The markets witnessed a sudden selloff on Friday, led by a sharp decline in banking stocks. The 50-share Nifty breached the 11,300 level, but failed to sustain above it as it ended the week at 11,178. Technical analysts say the positive momentum in the market could sustain as long as the index stays above 11,100 levels. “The upside resistance is placed at 11,380, However, a downside break of 10,900 will suggest a reversal of uptrend and high possibility of a sharp correction thereafter,” said Nirali Shah, senior research analyst, Samco Securities. Market experts say rising bond yields in India, as well as the US, will act as headwinds for the market.

Sundar Sethuraman

YES underwriter in the money

Shares of YES Bank unexpectedly rallied as much as 36 per cent last week, even as the Nifty Bank index was down marginally. Even as the stock was locked in the lower circuit on Friday, last week's gain brought cheer to those who subscribed in the Rs 15,000-crore follow-on public offering (FPO). More so to SBI Capital Markets (SBI Caps), which being the underwriter had to buy the unsubscribed portion of the FPO. Sources said SBI Caps' underwriting obligations were higher than usual as several retail applications made using unified payments interface (UPI) got rejected. “Retail applications worth almost Rs 200 crore made via UPI got rejected due to procedural errors. This increased the underwriting burden on SBI Caps. However, the investment bank may not be complaining now that shares are 25 per cent above the FPO price,” said a source. An e-mail sent to SBI Caps on this issue remained unanswered.

Samie Modak

Focused funds see positive flows

Focused funds, which take concentrated bets and limit diversification, were the only equity category to see positive flows in July.
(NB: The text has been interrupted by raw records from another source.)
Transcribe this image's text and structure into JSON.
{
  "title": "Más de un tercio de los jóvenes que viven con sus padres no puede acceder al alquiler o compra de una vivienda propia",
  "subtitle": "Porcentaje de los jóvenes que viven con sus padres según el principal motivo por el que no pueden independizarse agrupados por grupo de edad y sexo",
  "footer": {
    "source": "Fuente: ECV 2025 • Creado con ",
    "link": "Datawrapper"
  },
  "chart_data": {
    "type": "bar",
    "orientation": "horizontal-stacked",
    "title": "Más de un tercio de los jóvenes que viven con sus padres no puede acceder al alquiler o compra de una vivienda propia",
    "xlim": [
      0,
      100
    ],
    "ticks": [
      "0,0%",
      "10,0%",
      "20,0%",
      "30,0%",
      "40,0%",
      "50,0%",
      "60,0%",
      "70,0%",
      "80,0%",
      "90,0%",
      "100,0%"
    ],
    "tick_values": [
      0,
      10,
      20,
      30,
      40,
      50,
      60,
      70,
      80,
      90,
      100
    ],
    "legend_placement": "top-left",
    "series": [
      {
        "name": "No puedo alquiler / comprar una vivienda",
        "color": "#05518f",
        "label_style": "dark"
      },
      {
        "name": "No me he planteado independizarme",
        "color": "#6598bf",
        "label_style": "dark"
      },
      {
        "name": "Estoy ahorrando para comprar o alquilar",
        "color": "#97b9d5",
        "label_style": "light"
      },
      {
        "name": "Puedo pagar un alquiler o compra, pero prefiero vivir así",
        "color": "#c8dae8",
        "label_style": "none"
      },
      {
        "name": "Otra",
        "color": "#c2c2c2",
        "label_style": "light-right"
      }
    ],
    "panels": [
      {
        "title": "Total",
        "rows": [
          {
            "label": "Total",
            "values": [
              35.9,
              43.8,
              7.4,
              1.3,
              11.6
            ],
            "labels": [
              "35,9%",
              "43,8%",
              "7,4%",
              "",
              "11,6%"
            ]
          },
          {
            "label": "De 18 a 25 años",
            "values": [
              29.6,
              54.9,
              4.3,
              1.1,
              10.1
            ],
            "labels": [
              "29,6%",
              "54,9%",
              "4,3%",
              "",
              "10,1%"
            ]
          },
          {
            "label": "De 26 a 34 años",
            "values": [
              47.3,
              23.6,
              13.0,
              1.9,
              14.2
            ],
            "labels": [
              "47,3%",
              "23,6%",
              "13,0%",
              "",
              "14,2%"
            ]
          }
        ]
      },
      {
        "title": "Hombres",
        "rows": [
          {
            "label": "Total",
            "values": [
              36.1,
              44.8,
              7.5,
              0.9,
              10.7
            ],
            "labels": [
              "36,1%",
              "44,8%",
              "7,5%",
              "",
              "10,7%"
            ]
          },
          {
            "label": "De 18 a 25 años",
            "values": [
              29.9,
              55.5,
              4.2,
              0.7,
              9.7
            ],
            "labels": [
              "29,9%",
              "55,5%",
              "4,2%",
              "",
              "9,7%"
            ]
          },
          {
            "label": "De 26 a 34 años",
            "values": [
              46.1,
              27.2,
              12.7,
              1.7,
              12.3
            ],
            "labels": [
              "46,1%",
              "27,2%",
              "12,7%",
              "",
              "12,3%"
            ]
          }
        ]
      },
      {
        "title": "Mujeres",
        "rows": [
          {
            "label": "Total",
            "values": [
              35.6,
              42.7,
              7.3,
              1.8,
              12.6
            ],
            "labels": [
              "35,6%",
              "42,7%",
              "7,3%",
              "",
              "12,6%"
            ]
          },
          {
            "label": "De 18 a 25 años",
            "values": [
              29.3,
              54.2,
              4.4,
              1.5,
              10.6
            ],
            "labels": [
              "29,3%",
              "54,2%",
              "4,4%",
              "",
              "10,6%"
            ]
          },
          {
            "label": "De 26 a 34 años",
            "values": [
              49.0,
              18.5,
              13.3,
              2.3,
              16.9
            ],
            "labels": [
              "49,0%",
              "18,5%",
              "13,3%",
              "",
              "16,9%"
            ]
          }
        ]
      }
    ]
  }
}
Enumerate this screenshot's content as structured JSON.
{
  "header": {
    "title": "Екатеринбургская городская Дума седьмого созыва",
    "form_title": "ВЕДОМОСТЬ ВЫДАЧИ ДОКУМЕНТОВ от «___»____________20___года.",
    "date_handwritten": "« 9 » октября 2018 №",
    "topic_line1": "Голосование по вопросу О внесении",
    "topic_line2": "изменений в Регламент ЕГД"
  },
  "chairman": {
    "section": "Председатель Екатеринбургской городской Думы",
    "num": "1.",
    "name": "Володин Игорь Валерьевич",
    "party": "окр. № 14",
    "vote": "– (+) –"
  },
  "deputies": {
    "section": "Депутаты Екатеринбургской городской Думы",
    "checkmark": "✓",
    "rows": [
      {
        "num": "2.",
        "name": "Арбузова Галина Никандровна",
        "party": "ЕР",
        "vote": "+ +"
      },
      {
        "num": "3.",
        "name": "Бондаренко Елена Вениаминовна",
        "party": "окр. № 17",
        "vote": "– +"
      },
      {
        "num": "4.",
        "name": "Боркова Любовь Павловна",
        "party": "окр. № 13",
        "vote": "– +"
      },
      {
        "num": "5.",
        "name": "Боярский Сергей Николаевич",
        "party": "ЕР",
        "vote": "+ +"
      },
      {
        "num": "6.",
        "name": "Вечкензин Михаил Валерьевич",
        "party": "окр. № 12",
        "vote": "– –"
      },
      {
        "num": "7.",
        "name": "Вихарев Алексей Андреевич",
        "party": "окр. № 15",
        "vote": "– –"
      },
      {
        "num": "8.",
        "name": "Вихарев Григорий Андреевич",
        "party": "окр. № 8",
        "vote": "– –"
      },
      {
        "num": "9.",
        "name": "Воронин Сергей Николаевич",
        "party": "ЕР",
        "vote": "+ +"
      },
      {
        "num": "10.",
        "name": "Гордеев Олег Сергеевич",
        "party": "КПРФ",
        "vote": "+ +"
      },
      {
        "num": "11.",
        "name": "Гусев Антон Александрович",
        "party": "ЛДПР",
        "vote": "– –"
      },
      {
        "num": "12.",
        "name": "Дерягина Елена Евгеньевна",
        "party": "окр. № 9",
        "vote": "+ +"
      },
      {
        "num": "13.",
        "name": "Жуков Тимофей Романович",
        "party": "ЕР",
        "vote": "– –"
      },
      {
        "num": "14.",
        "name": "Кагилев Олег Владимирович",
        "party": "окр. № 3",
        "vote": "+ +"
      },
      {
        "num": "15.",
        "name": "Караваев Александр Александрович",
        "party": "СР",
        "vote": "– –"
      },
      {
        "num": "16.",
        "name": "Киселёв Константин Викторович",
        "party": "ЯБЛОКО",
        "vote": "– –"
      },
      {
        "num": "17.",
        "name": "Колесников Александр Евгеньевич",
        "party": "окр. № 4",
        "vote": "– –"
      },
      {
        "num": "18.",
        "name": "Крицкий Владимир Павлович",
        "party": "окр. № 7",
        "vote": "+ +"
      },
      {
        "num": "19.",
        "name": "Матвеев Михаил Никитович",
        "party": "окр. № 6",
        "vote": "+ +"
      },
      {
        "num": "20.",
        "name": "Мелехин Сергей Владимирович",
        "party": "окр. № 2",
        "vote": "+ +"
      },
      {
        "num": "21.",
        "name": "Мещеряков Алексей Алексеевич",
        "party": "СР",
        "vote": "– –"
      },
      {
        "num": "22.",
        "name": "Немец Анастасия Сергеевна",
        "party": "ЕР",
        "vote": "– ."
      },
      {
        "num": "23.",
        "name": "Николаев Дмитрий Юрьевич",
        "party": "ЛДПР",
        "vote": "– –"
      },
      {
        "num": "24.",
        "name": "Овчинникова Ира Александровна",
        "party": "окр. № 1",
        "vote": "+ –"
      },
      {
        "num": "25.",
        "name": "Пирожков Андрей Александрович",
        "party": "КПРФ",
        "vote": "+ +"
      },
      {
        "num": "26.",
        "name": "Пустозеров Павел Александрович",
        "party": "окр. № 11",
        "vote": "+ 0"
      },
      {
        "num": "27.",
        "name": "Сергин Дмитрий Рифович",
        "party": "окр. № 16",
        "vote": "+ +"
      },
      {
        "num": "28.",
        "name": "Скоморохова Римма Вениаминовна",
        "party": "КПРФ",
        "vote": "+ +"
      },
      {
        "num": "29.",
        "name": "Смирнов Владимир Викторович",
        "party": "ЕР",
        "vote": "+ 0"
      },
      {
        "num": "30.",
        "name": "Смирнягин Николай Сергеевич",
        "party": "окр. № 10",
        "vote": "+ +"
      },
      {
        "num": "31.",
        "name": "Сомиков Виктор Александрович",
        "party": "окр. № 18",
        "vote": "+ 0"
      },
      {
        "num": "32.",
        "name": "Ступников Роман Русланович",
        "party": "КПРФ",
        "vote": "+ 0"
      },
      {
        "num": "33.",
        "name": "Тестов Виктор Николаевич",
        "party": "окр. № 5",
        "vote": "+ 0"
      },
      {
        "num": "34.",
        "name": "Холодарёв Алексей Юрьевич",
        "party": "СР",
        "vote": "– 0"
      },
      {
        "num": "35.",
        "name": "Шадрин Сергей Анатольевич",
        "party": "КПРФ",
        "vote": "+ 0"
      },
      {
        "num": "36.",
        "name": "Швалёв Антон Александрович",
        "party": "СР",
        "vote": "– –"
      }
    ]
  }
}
Overall, equity funds saw over Rs 2,400 crore of net outflows in July — the first time four years that equity schemes saw negative flows. Advisors say focused funds are gaining investor traction, as such funds could generate wider outperformance in the market recovery. "A well-built focused equity portfolio can help investors to cover the losses endured in a market correction. In such strategies, the fund manager's conviction tends to be higher in stock selection," said an advisor. A focused fund cannot have more than 30 stocks at any given point of time. There are no such caps that other equity funds need to stick to.